The difference in execution time of FileBasedExampleGen component and pandas.read_parquet is because of the fact that pandas read_parquet will just read the parquet object and return a pandas dataframe whereas FileBasedExampleGen reads the Parquet files and transform the data to TF examples.

Internally it does the data type conversion by running dict_to_example() and splits the data into train and eval sets which leads to more execution time.

Thank you!

tgrunzweig-cpacket commented 10 months ago

Hi Niraj, thanks for the quick reply.

Sure, converting a file to tfrecords is more than loading the file to memory, but I would think that those other things should not take that long either.

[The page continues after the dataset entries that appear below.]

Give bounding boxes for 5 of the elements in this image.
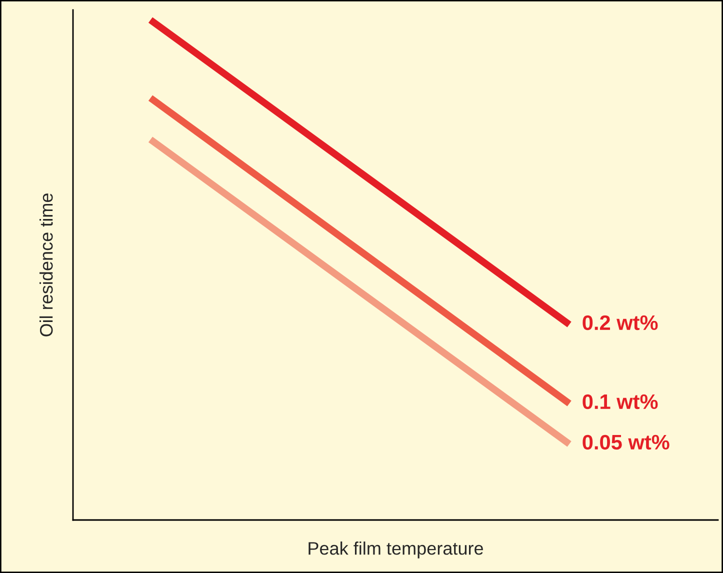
series-label: 0.1 wt% bbox=[582, 394, 658, 410]
x-axis-title: Peak film temperature bbox=[308, 542, 484, 558]
series-label: 0.05 wt% bbox=[582, 434, 670, 450]
series-label: 0.2 wt% bbox=[582, 315, 658, 330]
y-axis-title: Oil residence time bbox=[40, 194, 53, 336]
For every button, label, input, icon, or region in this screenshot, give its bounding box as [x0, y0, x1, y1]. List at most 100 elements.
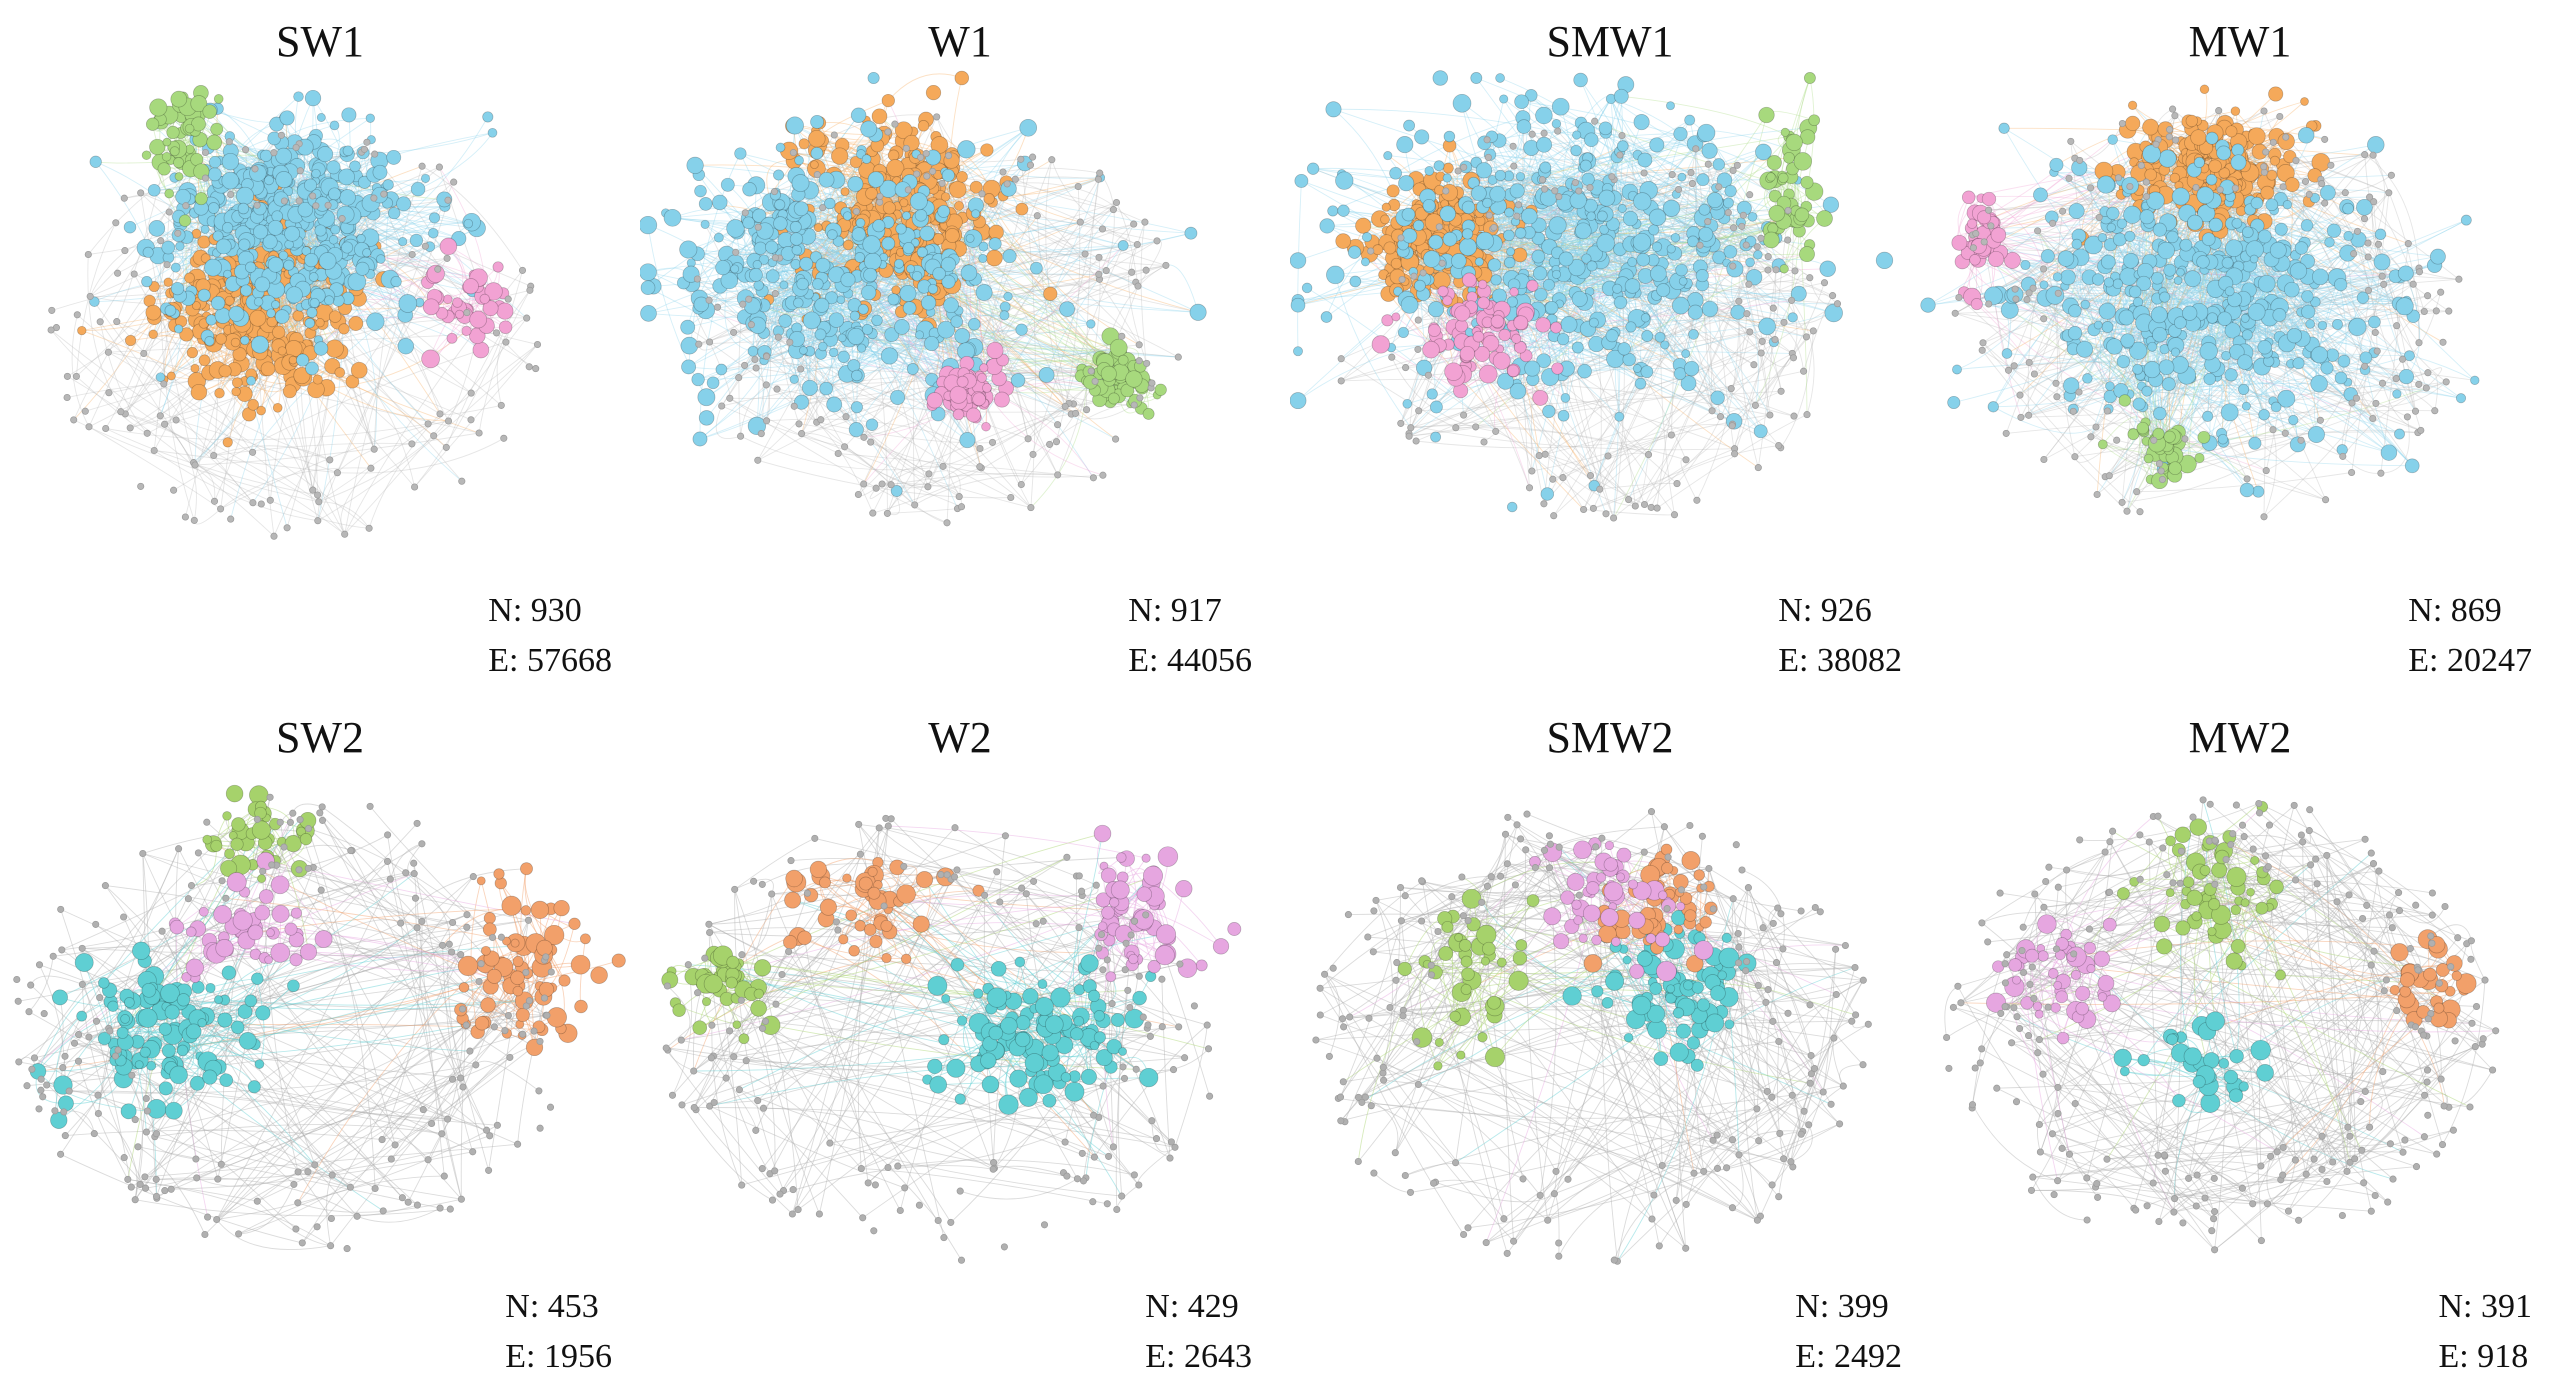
node	[435, 307, 449, 320]
edge	[735, 251, 1072, 415]
edge	[927, 406, 1066, 488]
node	[640, 305, 657, 322]
edge	[194, 432, 480, 466]
node	[123, 220, 137, 234]
node	[986, 249, 1003, 267]
node	[462, 278, 479, 295]
node	[303, 178, 318, 192]
edge	[756, 367, 982, 469]
edge	[213, 445, 331, 461]
node	[1107, 392, 1120, 405]
edge	[220, 467, 371, 510]
edge	[891, 472, 1058, 486]
edge	[1003, 177, 1101, 197]
node	[1125, 370, 1143, 388]
node	[149, 98, 168, 117]
edge	[1696, 301, 1740, 501]
node	[1081, 250, 1089, 258]
node	[317, 146, 334, 163]
node	[436, 410, 444, 418]
node	[757, 430, 765, 438]
node	[311, 168, 321, 179]
node	[986, 341, 1004, 359]
edge	[99, 321, 215, 502]
node	[396, 196, 412, 212]
edge	[753, 230, 859, 324]
node	[878, 480, 886, 488]
node	[206, 134, 223, 151]
node	[285, 286, 303, 304]
node	[640, 215, 658, 235]
node	[960, 264, 978, 282]
edge	[1520, 346, 1793, 354]
node	[747, 345, 759, 357]
node	[1135, 341, 1143, 349]
edge	[1672, 168, 1720, 188]
edge	[1103, 265, 1167, 361]
node	[210, 451, 218, 460]
node	[933, 113, 941, 121]
node	[272, 325, 286, 339]
node	[848, 422, 864, 438]
node	[164, 304, 177, 317]
node	[200, 253, 211, 264]
node	[849, 310, 861, 321]
node	[227, 515, 235, 523]
node	[774, 333, 782, 341]
edge	[890, 465, 944, 485]
node	[424, 420, 432, 428]
node	[502, 338, 510, 346]
node	[137, 482, 145, 490]
edge	[1116, 202, 1139, 287]
node	[296, 167, 304, 175]
node	[313, 341, 329, 356]
node	[773, 169, 785, 181]
node	[270, 149, 278, 157]
node	[1003, 291, 1013, 302]
edge	[1593, 425, 1733, 509]
node	[981, 421, 991, 432]
node	[902, 242, 915, 255]
node	[221, 152, 240, 171]
node	[467, 389, 475, 397]
node	[446, 332, 458, 344]
node	[906, 363, 919, 375]
node	[1134, 282, 1142, 290]
node	[84, 250, 92, 259]
node	[891, 120, 899, 128]
edge	[1489, 133, 1681, 156]
node	[965, 233, 975, 243]
node	[748, 267, 763, 282]
edge	[766, 418, 981, 449]
edge	[1002, 167, 1100, 174]
node	[235, 186, 255, 205]
node	[533, 340, 542, 349]
node	[1153, 237, 1161, 245]
node	[198, 354, 211, 367]
node	[428, 212, 441, 224]
node	[884, 128, 892, 136]
edge	[831, 297, 951, 368]
node	[382, 179, 394, 191]
node	[266, 308, 276, 318]
edge	[776, 388, 1087, 413]
node	[148, 220, 166, 237]
node	[813, 223, 823, 233]
node	[124, 334, 137, 347]
node	[774, 199, 786, 211]
node	[886, 159, 905, 178]
node	[798, 430, 806, 438]
edge	[1552, 452, 1649, 480]
edge	[105, 423, 429, 441]
node	[1128, 268, 1136, 276]
node	[1011, 175, 1019, 183]
node	[640, 263, 657, 282]
node	[275, 171, 293, 189]
node	[275, 147, 292, 165]
node	[271, 300, 280, 310]
node	[692, 431, 708, 447]
node	[341, 241, 354, 254]
node	[160, 380, 168, 388]
node	[295, 197, 303, 205]
node	[1112, 198, 1121, 207]
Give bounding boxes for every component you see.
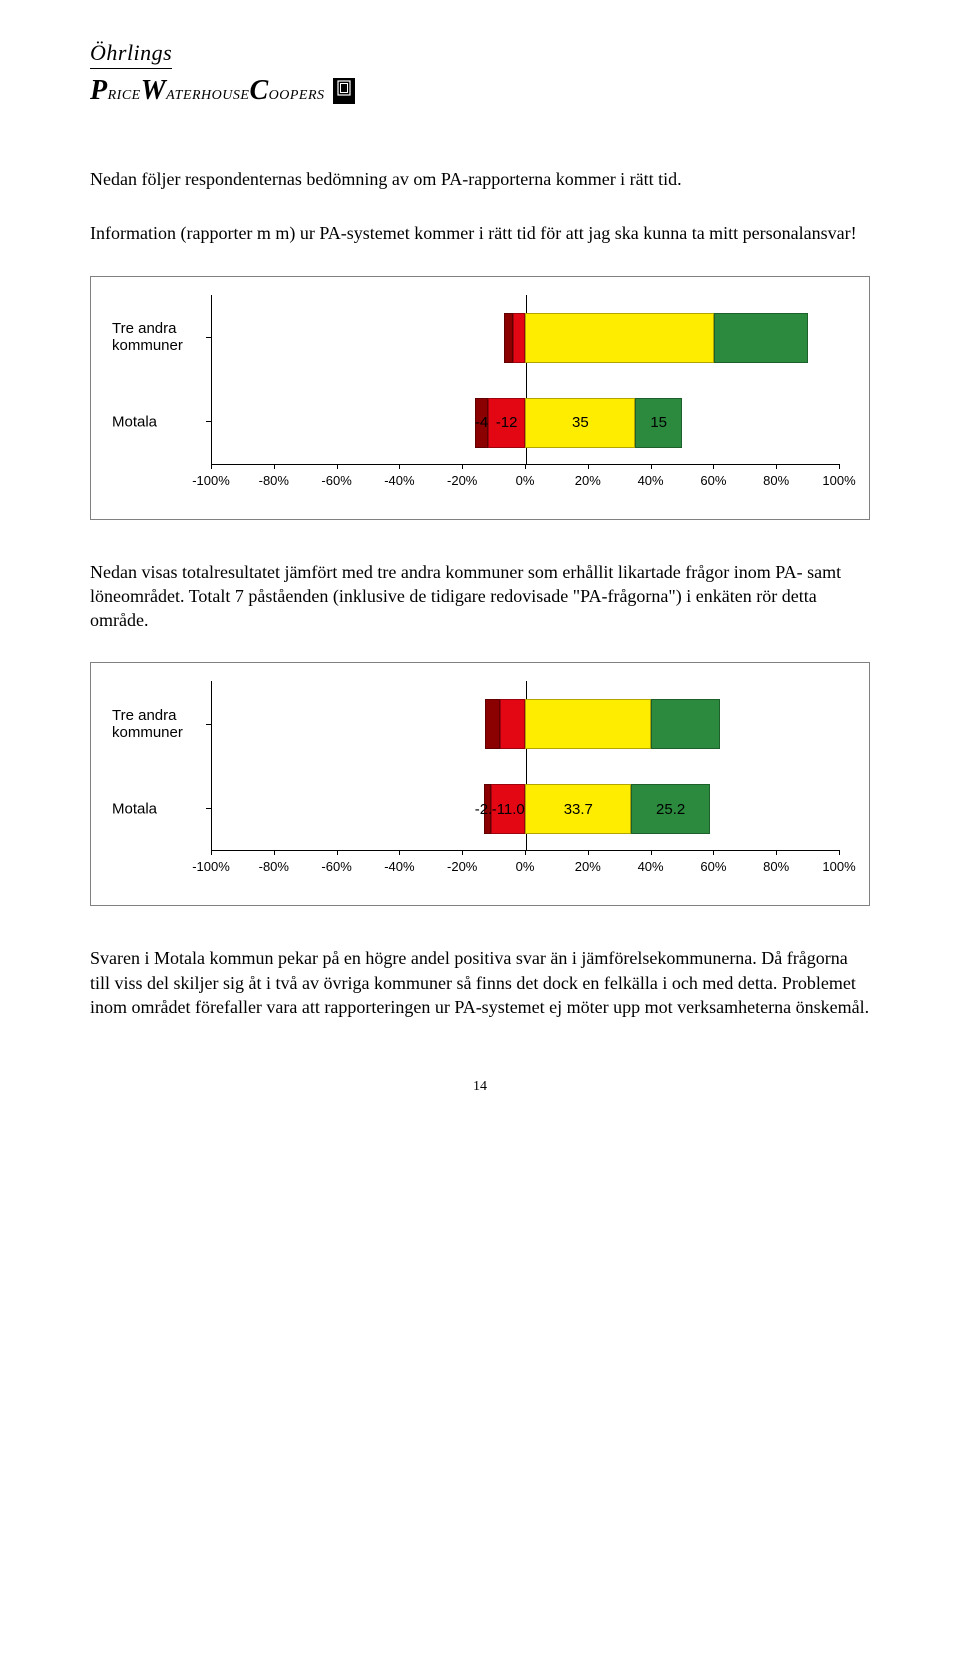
x-tick-label: 20% xyxy=(575,859,601,874)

For example if I trivially implement something like your other steps in straight python it looks like this:

df = pd.read_parquet('./gen_data/test.parquet')
df_train,df_test = train_test_split(df)
d_train = dict(zip(df_train.index, df_train.values))
d_test = dict(zip(df_test.index, df_test.values))

For the 20MB file I generated above the time to execute (using %%time in my notebook)

loading from disk to df: 37ms splitting to train, test: 30ms converting to dicts: 52ms

I'm not sure whats the dict format that dict_to_example() expects (its not described in the function's docstring), are you suggesting that this function would take 37s for this 100,000 long dictionary? Is that truly what is expected?

singhniraj08 commented 10 months ago

@tgrunzweig-cpacket,

Going through parquet_executor.py code, the executor class runs a beam pipeline which reads parquet files using beam.io.ReadFromParquet and then converts the parquet object to TFExample using dict_to_example.

The slower execution can be because of the fact that that each input split is transformed by this function separately.

@briron, TFX ExampleGen with parquet executor takes around 45s in execution whereas this is done by pandas in 44ms with same size of data. Is this expected? Thanks!